Gleich zum Trost: Probleme mit der Klimatisierung hatte der Orient-Express auch schon. Doch das ist wirklich die einzige Parallele zwischen der Beförderung mit dem ICE und einer Reise im Orient-Express. Der rollte am 5. Juni 1883 erstmals los.
Manchmal ist Liebeskummer der Beginn von etwas ganz Besonderem:
Den luxuriösesten Zug der Weltgeschichte beispielsweise soll es nur deshalb gegeben haben, weil sein Erfinder eine Frau vergessen wollte. So heißt es. Georges Nagelmackers, ein Belgier, hatte auf seinen Heiratsantrag einen Korb bekommen und ist verzweifelt auf eine Reise in die USA geflüchtet. Dort aber entdeckt der Ingenieur Nagelmackers die Geheimnisse des amerikanischen Schlafwagenbaus - und sieht plötzlich wieder Licht am Ende des Tunnels. Zurück in Europa brütet er eine außergewöhnliche Idee aus, den Orient-Express. Und tatsächlich: Am 5. Juni 1883 fährt der internationale Luxus-Zug zum ersten Mal und verbindet Paris mit Konstantinopel.
Reisen mit Silberbesteck und Spucknapf
Zunächst führt die Strecke über München, Wien, Budapest und Bukarest.
Mit 81 Stunden und 40 Minuten ist die Reisezeit an den Bosporus nicht nur um einiges kürzer als mit dem gewöhnlichen Schnellzug - die neue Direktverbindung ans Goldene Horn lässt auch sonst keine Wünsche offen: Industrielle, Politiker, Adlige und sogar Könige dinieren an mit schwerem Silbergeschirr gedeckten Tischen. Man sitzt in Garnituren aus Leder und tiefen roten Plüsch-Fauteuils. Man ruht auf Keilkissen und Schlummerrollen und schläft in gestärkten Bettlinnen.

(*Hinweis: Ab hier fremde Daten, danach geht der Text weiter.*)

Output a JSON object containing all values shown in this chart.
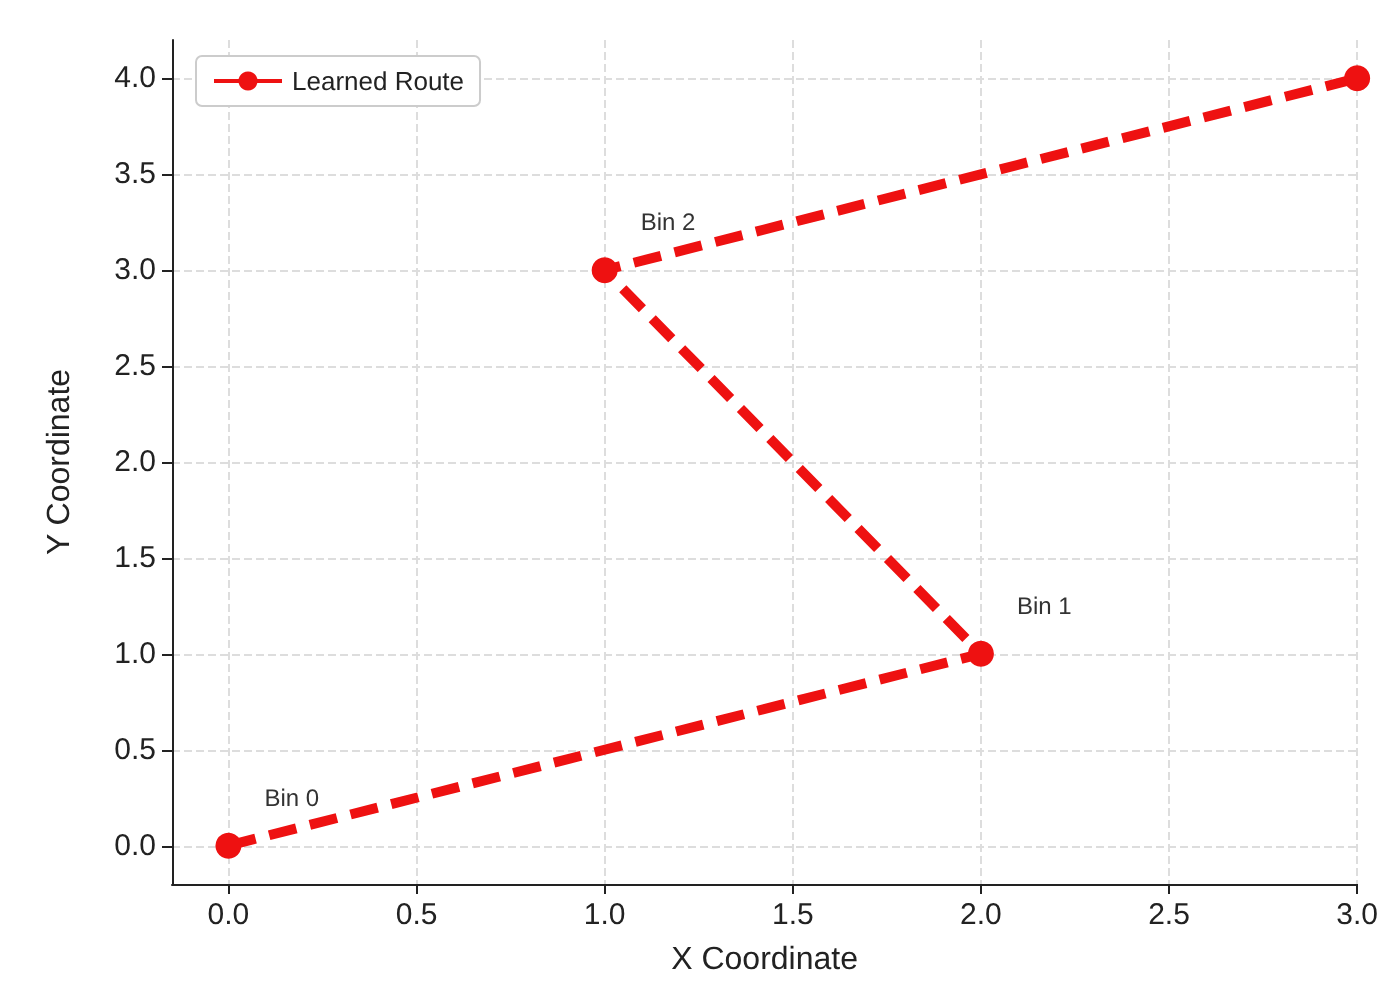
{
  "chart_data": {
    "type": "line",
    "xlabel": "X Coordinate",
    "ylabel": "Y Coordinate",
    "x": [
      0,
      2,
      1,
      3
    ],
    "series": [
      {
        "name": "Learned Route",
        "color": "#ee1111",
        "values": [
          0,
          1,
          3,
          4
        ]
      }
    ],
    "xlim": [
      -0.15,
      3.0
    ],
    "xticks": [
      {
        "value": 0,
        "label": "0.0"
      },
      0.5,
      {
        "value": 1,
        "label": "1.0"
      },
      1.5,
      {
        "value": 2,
        "label": "2.0"
      },
      2.5,
      {
        "value": 3,
        "label": "3.0"
      }
    ],
    "ylim": [
      -0.2,
      4.2
    ],
    "yticks": [
      {
        "value": 0,
        "label": "0.0"
      },
      0.5,
      {
        "value": 1,
        "label": "1.0"
      },
      1.5,
      {
        "value": 2,
        "label": "2.0"
      },
      2.5,
      {
        "value": 3,
        "label": "3.0"
      },
      3.5,
      {
        "value": 4,
        "label": "4.0"
      }
    ],
    "annotations": [
      {
        "text": "Bin 0",
        "x": 0,
        "y": 0
      },
      {
        "text": "Bin 1",
        "x": 2,
        "y": 1
      },
      {
        "text": "Bin 2",
        "x": 1,
        "y": 3
      }
    ],
    "grid": true,
    "legend": "top left",
    "marker": "circle",
    "line_style": "dashed"
  }
}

Die Gas-Beleuchtung ist festlich - der Parkettboden knarzt in jeder Kurve. Kurzum, der Orient-Express ist ein rollendes Hotel ersten Ranges. Und die von Georges Nagelmackers gegründete Internationale Schlafwagen-Gesellschaft hat wirklich an alles gedacht: sogar an Spucknäpfe aus schwerem Messing. Welche Finesse!
Die illustre Gesellschaft ist wild entschlossen, sich die Luxus-Laune durch nichts verderben zu lassen. Auch nicht durch einen Weltkrieg. Als in Europa 1914 das Grauen losbricht, verlegt man die Strecke kurzerhand etwas weiter nach Süden.
Trotzdem wurden die Annehmlichkeiten auf dem Weg in die Türkei hin und wieder etwas getrübt. Besonders in den ersten Jahren, als das Schienennetz über die vielen Grenzen hinweg noch lückenhaft war, mussten die Herrschaften zwischendurch auf Dampfer ausweichen oder sogar in Pferdekutschen umsteigen. Besonders unkomfortabel wurde es, wenn die kohlebefeuerte Warmwasserheizung ausfiel: Auf dem Balkan soll bei dieser Gelegenheit ein indischer Maharadscha in feinen Seidensaris fast erfroren sein. Das Unglück konnte nur dadurch abgewendet werden, indem der Schaffner dem unermesslich reichen Mann und seinen sieben leichtbekleideten Frauen mit handfester europäischer Wintergarderobe und grobgestrickten Wollmützen aushalf.
Kein "Mord im Orient-Express"
Geradezu sibirische Temperaturen überraschten den Luxus-Zug mehr als einmal - in der Westtürkei steckte er ganze elf Tage lang in einer Schneeverwehung. Und während das Außenthermometer Tag um Tag um ein Grad fiel, ging das Küchenpersonal mit der Flinte auf die Jagd, weil die Lebensmittelvorräte knapp wurden. Es gab auch Überfälle - eine Bande von Banditen soll den Zug 1891 auf dem Balkan zum Entgleisen gebracht, einige Reisende entführt und erst gegen Lösegeld wieder freigelassen haben. Doch das gehört möglicherweise ins Reich der Legenden. Genauso wie andere kriminelle Vorfälle. Einen "Mord im Orient-Express" zum Beispiel - den hat es, soweit bekannt, nie gegeben.